Music News & Reviews

KC-style jazz station hopes to go on the air next year

Mary Lou Williams will be among the Kansas City jazz icons featured on the new KOJH.
Mary Lou Williams will be among the Kansas City jazz icons featured on the new KOJH. File photo

By this time next year, Kansas City-style jazz might be bebopping out of a new radio station near you.

The Mutual Musicians Foundation in the 18th and Vine jazz district announced this week it’s been granted a construction permit for a noncommercial, low-power FM radio station. The foundation is hoping the KC jazz station, at 104.7 FM, will be on the air by next January.

“Low power” is just what it sounds like. The signal would carry only about 10 miles in any direction of downtown, says Anita J. Dixon, the foundation’s executive director.

After the Local Community Radio Act was signed into law in Washington in 2011, some 2,800 nonprofit groups applied for low-power FM licenses in the fall of 2013. For the first time, some of those stations will be in major urban areas, although the signals can’t conflict with those of established stations.

You’ve heard stations boast about broadcasting at 100,000 watts? Low-power stations typically operate at about 100 watts.

The foundation plans for KOJH-LP to broadcast eight hours a day at the beginning, perhaps split between the morning and evening, “until ‘Scandal’ comes on or something like that,” Dixon jokes.

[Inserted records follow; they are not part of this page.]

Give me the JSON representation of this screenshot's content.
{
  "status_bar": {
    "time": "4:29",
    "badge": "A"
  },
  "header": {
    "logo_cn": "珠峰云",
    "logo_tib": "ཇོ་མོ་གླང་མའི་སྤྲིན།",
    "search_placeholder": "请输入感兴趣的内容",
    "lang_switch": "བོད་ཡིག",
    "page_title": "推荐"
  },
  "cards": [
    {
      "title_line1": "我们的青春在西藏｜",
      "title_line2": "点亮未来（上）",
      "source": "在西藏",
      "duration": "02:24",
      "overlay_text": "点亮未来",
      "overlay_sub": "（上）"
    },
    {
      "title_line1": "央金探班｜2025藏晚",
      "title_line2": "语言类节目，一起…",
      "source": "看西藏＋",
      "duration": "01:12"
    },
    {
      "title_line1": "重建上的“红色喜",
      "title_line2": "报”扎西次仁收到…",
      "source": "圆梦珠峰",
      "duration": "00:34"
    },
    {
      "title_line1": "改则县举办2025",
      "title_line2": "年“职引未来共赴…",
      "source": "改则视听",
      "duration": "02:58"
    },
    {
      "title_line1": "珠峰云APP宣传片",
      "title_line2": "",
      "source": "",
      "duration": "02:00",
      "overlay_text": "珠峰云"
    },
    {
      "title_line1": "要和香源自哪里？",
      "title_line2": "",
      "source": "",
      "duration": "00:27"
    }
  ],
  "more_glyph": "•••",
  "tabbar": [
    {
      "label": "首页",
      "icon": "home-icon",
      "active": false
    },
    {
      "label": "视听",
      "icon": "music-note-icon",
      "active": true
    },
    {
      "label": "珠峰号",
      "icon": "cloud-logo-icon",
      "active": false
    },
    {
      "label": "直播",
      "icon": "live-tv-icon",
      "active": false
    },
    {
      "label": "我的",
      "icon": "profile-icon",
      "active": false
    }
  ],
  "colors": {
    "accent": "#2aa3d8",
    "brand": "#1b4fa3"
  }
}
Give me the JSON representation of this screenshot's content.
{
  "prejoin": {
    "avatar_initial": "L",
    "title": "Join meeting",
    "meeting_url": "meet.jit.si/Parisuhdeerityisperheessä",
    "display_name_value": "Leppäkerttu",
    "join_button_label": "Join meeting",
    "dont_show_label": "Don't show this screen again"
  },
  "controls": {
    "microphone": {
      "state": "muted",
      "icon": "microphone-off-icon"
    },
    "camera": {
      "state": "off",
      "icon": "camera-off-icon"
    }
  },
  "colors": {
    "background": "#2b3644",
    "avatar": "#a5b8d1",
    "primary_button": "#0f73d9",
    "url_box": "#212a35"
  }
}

A major goal will be to broadcast live the late Friday and Saturday night jam sessions the Mutual Musicians Foundation has been famous for since 1930.

In addition to preserving and promoting the city’s jazz heritage, the station might boost tourism, too.

Dixon says she can imagine an out-of-town visitor at a downtown hotel hearing the jam session on the radio: “You find out live jazz, drinks and people are five minutes from you, you’re gonna get up and you’re gonna go.”

The station plans to play “a lot of local stuff” including jazz by “some of the local cats that hang around during the late-night jam sessions,” Dixon says.

Listeners can also expect standards by the likes of Bennie Moten, Big Joe Turner and Mary Lou Williams. Old-time gospel will be played, too, and one day a week will be devoted to world music.

Mutual Musicians will bring in a consultant to help get the station off the ground and will be looking for additional funding. Dixon says it should cost about $25,000 to launch the station.

Some of the events at the foundation’s Art of Kansas City Swing international jazz education festival, June 18-20, will raise money for the project.

The foundation expects to hire a full-time general manager but rely on volunteers for other jobs, including announcers.

The station will have studios at the foundation, 1823 Highland Ave., the former headquarters of Local 627, the “colored” musicians union. The tower, however, is expected to go up at Arts Asylum, 1000 E. Ninth St.

KOJH’s programming will also be streamed online, Dixon says.

The Mutual Musicians Foundation continues the jam sessions that were a mainstay of Local 627, which would be 100 years old in 2017. The foundation has been working for three years to launch a Kansas City jazz radio station.

“I’ve never had anything more exciting happen,” Dixon says. “One minute you’re dreaming and the next minute it’s there.”